Non-SLR Bonds of companies engaged in infrastructure: Valuation
66. At present, banks’ investments in non-SLR bonds are classified either under held for trading (HFT) or available for sale (AFS) category and subjected to ‘mark to market’ requirements. Considering that the long-term bonds issued by companies engaged in infrastructure activities are generally held by banks for a long period and not traded and also with a view to incentivising banks to invest in such bonds, it is proposed:
to allow banks to classify their investments in non-SLR bonds issued by companies engaged in infrastructure activities and having a minimum residual maturity of seven years under the held to maturity (HTM) category.
Investment in Unlisted Non-SLR Securities
67. In terms of extant instructions, banks’ investments in unlisted non-SLR securities should not exceed 10 per cent of their total investments in non-SLR securities as on March 31 of the previous year.
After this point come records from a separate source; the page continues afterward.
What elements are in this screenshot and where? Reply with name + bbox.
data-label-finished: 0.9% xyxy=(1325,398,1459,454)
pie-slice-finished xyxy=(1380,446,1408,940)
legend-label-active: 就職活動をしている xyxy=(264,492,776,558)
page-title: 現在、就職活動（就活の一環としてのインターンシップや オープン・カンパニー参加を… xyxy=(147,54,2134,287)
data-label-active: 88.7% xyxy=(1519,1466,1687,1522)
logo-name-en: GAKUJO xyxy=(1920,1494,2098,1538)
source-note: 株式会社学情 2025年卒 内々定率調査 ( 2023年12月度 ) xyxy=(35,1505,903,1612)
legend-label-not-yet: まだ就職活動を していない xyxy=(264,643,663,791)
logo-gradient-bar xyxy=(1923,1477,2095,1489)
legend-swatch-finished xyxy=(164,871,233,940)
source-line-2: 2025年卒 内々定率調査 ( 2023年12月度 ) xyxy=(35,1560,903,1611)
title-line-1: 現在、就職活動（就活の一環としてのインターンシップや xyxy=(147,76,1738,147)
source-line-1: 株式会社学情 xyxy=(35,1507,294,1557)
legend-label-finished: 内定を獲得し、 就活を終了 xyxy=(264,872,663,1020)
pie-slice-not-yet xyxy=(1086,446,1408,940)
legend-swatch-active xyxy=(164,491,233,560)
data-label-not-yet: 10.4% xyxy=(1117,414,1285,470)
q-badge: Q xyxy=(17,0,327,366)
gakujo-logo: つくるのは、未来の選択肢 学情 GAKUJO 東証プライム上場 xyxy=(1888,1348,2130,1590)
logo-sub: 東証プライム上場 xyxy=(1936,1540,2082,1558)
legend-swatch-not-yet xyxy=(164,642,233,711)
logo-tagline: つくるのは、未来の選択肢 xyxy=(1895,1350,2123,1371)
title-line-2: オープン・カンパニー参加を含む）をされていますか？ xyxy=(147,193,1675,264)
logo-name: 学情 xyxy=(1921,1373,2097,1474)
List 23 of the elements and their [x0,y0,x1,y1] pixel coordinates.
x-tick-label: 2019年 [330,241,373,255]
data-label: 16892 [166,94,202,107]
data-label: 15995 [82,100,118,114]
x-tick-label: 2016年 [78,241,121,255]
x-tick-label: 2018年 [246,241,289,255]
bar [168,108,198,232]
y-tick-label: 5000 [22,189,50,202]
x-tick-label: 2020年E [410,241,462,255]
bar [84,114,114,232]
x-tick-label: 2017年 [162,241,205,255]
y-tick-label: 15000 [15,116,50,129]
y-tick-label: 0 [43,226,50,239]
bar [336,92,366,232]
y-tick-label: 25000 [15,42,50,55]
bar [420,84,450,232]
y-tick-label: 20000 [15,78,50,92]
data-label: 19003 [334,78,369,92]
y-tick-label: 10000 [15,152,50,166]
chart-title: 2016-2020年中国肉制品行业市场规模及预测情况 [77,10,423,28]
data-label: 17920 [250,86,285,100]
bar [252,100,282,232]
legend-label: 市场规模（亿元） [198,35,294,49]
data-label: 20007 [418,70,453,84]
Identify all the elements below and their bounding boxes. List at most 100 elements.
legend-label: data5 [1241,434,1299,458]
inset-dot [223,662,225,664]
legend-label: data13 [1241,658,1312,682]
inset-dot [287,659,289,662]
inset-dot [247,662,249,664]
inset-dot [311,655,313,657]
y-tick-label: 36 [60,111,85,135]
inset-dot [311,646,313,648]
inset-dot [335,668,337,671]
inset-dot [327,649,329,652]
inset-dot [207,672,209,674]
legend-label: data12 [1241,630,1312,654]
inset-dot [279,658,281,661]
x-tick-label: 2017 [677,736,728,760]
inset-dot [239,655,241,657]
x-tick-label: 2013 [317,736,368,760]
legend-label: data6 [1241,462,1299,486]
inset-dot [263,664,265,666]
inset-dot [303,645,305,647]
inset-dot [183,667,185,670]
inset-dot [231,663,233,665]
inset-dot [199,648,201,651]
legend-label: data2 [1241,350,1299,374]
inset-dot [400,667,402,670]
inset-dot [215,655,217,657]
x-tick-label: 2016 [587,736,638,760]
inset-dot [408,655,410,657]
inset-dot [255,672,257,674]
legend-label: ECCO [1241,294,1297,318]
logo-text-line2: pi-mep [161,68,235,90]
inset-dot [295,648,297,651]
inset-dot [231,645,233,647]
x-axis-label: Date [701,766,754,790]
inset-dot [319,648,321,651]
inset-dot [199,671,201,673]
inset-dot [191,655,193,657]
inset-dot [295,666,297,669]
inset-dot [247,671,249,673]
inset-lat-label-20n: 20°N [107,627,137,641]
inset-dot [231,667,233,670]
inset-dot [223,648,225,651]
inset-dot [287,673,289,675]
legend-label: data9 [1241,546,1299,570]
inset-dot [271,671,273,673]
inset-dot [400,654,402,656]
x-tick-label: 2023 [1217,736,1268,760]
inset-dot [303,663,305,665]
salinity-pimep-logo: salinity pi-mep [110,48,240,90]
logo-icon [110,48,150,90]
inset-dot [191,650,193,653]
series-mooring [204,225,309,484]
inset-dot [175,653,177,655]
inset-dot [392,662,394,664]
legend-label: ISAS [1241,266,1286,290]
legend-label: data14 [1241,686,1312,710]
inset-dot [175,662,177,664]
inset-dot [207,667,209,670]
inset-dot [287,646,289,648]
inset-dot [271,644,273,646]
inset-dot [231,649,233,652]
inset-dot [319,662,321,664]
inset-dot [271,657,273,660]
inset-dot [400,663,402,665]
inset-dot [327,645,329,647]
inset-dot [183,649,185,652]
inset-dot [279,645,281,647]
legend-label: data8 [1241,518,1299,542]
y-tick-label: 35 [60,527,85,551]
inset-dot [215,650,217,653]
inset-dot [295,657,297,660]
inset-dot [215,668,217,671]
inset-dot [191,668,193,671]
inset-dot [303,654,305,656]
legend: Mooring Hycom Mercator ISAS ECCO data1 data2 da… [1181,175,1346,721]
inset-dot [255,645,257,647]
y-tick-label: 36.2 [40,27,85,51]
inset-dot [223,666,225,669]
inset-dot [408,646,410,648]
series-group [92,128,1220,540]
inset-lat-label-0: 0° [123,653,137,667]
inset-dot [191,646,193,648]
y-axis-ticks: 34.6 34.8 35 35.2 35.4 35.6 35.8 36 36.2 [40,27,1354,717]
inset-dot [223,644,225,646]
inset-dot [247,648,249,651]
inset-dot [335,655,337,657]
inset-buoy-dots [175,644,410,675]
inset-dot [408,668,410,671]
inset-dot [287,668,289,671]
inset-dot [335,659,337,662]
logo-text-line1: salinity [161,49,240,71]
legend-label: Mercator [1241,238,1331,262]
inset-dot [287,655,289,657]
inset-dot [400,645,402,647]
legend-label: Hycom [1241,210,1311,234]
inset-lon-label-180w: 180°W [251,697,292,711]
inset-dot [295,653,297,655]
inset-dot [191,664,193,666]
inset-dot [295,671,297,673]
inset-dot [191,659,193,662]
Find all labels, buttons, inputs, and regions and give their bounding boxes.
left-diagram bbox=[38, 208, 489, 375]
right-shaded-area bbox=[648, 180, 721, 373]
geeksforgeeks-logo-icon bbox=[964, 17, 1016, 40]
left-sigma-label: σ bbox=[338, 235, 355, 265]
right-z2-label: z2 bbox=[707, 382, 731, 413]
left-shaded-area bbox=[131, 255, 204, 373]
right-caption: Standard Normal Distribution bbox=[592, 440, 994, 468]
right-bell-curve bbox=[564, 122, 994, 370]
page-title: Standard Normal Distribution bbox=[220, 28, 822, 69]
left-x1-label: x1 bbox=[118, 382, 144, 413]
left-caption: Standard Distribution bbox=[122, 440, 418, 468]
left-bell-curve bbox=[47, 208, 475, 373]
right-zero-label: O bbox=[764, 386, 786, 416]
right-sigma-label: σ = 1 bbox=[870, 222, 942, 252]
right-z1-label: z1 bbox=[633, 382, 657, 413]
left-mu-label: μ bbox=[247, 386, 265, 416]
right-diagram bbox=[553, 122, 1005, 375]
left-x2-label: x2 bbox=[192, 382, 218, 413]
Since there is a time lag between issuance and listing of security, banks may not be able to participate in primary issues of non-SLR securities, which are proposed to be listed but not listed at the time of subscription. In view of the above, it is proposed that:
investment in non-SLR debt securities (both primary and secondary market) by banks where the security is proposed to be listed on the Exchange(s) may be considered as investment in listed security at the time of making investment.
68. If such security, however, is not listed within the period specified, the same will be reckoned for the 10 per cent limit specified for unlisted non-SLR securities. In case such investment included under unlisted non-SLR securities lead to a breach of the 10 per cent limit, the bank would not be allowed to make further investment in non-SLR securities (both primary and secondary market, including unrated bonds issued for financing infrastructure activities) till such time the limit is reached.